Ese contexto ayuda a explicar por qué ciertos modelos están mostrando una actividad especialmente fuerte en las subastas mayoristas. Entre los nombres más buscados aparecen el Tesla Model 3, Tesla Model Y, Ford Mustang Mach-E, Chevrolet Bolt y Hyundai Ioniq 5, todos mencionados como unidades por las que los concesionarios están pujando con mayor intensidad para reforzar inventario. Cuando los dealers pagan más en subasta, ese efecto suele trasladarse poco después al precio que ve el consumidor en el lote.

Qué significa este aumento para quienes buscan un EV usado

Para el comprador, la consecuencia más inmediata es clara: encontrar una ganga puede ser más difícil que hace algunos meses. Si el canal mayorista ya está mostrando incrementos, los listados minoristas tienden a endurecerse también, sobre todo en modelos con alta rotación, buena autonomía y marcas reconocidas por el público general.

Esto no significa que los EV usados hayan dejado de ser atractivos. De hecho, para muchos hogares en Estados Unidos todavía pueden representar una puerta de entrada más accesible a la electrificación que un modelo nuevo, sobre todo si el conductor tiene dónde cargar en casa o realiza recorridos previsibles. Pero sí implica que el mercado se está ajustando y que la ventana de precios excepcionalmente bajos podría no ser tan amplia como antes.

Inventario off-lease podría cambiar el mercado en la segunda mitad de 2026

Ahora bien, el alza no necesariamente será permanente. El mismo reporte advierte que una ola creciente de vehículos eléctricos que terminan contrato de leasing llegará a los inventarios de los concesionarios en los próximos meses, lo que podría generar volatilidad en la segunda mitad de 2026.
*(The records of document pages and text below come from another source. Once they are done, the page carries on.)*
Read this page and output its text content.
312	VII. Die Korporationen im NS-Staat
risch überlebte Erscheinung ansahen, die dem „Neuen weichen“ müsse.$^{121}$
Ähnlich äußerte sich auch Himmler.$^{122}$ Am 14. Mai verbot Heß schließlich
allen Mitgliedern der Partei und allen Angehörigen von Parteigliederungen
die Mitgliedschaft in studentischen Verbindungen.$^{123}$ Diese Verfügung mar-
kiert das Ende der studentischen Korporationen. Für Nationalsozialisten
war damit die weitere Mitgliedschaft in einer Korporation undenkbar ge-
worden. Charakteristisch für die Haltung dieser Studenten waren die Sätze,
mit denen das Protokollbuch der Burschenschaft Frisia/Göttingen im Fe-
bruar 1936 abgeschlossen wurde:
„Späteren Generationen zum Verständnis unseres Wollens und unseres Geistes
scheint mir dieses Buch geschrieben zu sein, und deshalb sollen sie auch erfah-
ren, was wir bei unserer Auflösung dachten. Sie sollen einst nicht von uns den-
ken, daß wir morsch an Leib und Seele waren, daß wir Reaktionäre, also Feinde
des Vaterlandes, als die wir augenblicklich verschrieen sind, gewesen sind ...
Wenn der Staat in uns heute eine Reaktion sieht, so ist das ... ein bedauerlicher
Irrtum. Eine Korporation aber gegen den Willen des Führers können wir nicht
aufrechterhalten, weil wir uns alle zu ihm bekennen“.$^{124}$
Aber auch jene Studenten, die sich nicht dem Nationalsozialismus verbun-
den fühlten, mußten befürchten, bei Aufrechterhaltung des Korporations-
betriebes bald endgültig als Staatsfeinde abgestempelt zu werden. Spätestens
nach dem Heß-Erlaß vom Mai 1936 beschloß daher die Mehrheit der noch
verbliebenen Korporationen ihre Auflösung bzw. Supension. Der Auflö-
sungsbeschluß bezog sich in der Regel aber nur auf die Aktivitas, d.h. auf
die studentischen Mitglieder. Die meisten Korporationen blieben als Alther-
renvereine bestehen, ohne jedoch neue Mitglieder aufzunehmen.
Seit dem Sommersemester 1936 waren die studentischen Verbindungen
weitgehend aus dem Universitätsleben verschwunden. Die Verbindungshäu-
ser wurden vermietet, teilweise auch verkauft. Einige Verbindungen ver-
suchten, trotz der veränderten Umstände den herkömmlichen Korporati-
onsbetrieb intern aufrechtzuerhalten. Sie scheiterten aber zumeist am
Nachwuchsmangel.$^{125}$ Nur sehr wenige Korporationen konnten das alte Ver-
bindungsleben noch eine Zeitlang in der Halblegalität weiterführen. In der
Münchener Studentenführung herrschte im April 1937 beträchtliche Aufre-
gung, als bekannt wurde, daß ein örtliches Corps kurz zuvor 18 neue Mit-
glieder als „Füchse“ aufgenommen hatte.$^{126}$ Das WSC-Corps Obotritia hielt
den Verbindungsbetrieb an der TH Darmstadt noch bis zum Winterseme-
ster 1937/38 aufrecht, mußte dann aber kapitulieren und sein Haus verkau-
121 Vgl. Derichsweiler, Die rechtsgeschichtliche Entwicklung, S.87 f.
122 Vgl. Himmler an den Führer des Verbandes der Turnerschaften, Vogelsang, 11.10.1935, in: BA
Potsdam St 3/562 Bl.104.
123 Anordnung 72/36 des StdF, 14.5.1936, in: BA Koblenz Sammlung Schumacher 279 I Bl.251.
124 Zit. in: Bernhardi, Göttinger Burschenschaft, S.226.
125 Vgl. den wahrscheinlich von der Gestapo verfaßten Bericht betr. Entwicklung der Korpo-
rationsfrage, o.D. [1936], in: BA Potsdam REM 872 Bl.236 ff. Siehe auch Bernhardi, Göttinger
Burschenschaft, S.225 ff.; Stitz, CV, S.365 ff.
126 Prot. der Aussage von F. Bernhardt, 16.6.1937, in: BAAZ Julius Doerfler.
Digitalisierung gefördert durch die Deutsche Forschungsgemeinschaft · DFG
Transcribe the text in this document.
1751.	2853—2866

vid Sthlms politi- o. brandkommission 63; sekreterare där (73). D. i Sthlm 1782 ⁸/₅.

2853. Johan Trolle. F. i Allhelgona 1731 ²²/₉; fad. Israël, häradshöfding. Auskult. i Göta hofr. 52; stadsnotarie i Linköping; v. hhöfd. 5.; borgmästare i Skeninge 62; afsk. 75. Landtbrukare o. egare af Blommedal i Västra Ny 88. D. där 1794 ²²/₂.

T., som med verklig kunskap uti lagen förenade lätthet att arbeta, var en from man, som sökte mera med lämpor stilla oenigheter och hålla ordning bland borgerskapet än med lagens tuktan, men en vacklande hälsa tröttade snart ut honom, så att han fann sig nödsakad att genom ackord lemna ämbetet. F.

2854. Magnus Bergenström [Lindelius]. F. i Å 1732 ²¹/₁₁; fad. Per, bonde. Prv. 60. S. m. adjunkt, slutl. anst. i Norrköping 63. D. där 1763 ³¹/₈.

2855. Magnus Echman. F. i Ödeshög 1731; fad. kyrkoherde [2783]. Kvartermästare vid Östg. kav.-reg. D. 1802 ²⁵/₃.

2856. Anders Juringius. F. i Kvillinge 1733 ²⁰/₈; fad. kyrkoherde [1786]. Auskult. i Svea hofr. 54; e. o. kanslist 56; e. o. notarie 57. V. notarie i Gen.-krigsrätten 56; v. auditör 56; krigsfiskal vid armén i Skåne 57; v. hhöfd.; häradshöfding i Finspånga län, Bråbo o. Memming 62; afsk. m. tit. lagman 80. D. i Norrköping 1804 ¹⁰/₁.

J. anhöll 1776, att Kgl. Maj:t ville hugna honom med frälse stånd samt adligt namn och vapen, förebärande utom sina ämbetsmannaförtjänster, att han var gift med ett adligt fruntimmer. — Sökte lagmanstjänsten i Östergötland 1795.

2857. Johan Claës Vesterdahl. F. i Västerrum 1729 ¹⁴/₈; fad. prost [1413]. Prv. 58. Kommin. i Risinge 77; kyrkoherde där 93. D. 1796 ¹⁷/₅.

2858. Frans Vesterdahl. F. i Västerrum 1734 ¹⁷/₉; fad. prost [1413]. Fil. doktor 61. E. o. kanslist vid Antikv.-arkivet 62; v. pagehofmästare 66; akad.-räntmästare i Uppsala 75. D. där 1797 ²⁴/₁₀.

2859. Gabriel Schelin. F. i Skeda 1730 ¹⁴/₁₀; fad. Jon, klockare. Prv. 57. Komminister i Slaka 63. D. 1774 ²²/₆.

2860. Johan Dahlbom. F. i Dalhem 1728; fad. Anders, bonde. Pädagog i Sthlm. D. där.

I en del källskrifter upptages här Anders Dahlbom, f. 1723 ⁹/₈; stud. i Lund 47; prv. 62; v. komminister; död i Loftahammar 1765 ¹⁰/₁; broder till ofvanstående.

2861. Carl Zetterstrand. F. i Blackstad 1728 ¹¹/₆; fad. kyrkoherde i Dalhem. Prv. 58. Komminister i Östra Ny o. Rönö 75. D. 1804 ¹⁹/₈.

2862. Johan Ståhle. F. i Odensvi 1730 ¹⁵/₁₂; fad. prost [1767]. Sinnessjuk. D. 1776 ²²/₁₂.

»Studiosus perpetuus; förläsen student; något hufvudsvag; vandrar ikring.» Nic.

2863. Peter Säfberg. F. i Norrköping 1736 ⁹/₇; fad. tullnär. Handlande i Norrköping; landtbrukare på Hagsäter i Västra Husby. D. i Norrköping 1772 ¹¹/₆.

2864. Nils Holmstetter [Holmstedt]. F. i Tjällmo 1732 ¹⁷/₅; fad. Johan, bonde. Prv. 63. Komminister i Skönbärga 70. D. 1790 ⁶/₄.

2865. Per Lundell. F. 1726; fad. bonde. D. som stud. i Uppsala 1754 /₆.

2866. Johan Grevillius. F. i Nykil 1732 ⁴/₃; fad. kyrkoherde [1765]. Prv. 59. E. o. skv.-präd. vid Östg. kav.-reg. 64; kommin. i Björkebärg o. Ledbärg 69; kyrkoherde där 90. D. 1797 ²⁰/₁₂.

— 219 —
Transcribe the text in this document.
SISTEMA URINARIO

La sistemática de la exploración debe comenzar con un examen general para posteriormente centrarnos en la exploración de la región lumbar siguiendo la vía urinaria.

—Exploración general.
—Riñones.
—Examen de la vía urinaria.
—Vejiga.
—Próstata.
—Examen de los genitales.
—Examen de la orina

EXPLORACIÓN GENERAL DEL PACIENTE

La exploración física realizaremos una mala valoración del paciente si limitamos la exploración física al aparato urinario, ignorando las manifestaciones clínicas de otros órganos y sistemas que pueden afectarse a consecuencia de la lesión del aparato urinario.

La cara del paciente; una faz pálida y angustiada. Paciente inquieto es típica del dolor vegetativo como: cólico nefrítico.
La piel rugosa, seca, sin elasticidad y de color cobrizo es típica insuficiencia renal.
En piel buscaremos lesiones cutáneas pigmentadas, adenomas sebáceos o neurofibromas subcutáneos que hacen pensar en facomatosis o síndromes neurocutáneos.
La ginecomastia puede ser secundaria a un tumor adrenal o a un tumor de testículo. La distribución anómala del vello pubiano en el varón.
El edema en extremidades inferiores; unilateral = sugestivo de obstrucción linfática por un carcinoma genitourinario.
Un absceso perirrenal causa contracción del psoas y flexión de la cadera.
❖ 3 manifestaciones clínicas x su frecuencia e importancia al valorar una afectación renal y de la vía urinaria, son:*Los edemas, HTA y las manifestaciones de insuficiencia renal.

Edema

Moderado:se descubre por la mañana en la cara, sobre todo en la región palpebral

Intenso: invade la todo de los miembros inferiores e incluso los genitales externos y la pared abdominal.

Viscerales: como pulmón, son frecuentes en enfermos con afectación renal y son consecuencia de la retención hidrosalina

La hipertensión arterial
Ese detalle es clave porque el segmento de EV usados ha sido más sensible a cambios de oferta y demanda que el mercado tradicional de combustión. Si entra un volumen importante de unidades off-lease en poco tiempo, los dealers podrían verse forzados a mover inventario con mayor rapidez, algo que normalmente ejerce presión a la baja sobre los precios. En otras palabras, el mercado hoy luce más firme, pero podría relajarse más adelante si la oferta crece con suficiente velocidad.

Infraestructura desigual y demanda selectiva en Estados Unidos

Otro factor que complica el panorama es que la adopción del vehículo eléctrico sigue siendo desigual dentro del país. La demanda está más concentrada en regiones donde la infraestructura de carga es más madura, lo que hace que el precio de un EV usado pueda responder con mayor sensibilidad a los cambios regionales que en el caso de un auto convencional.

Eso crea un mercado menos uniforme. En ciertas zonas de Estados Unidos, un eléctrico usado bien equipado puede venderse rápido y sostener su valor; en otras, la falta de cargadores o la menor familiaridad del consumidor con esta tecnología puede limitar el ritmo de salida. Para los concesionarios, eso obliga a afinar mejor qué comprar; para el comprador, significa que el momento ideal para cerrar trato puede depender tanto de la ciudad como del modelo.

¿Conviene comprar ahora o esperar?

La lectura más razonable hoy es que el mercado de EV usados atraviesa una fase de transición. Los altos precios de la gasolina están elevando el interés y endureciendo los valores en el corto plazo, pero la llegada de más unidades fuera de leasing podría devolver algo de equilibrio en los próximos meses.

Por eso, quien necesite comprar de inmediato probablemente seguirá encontrando ventajas operativas en un eléctrico usado frente a un auto a gasolina, especialmente en costos diarios. Pero para quien pueda esperar, el segundo semestre de 2026 podría abrir una oportunidad más favorable, con mayor oferta y, posiblemente, precios algo más flexibles.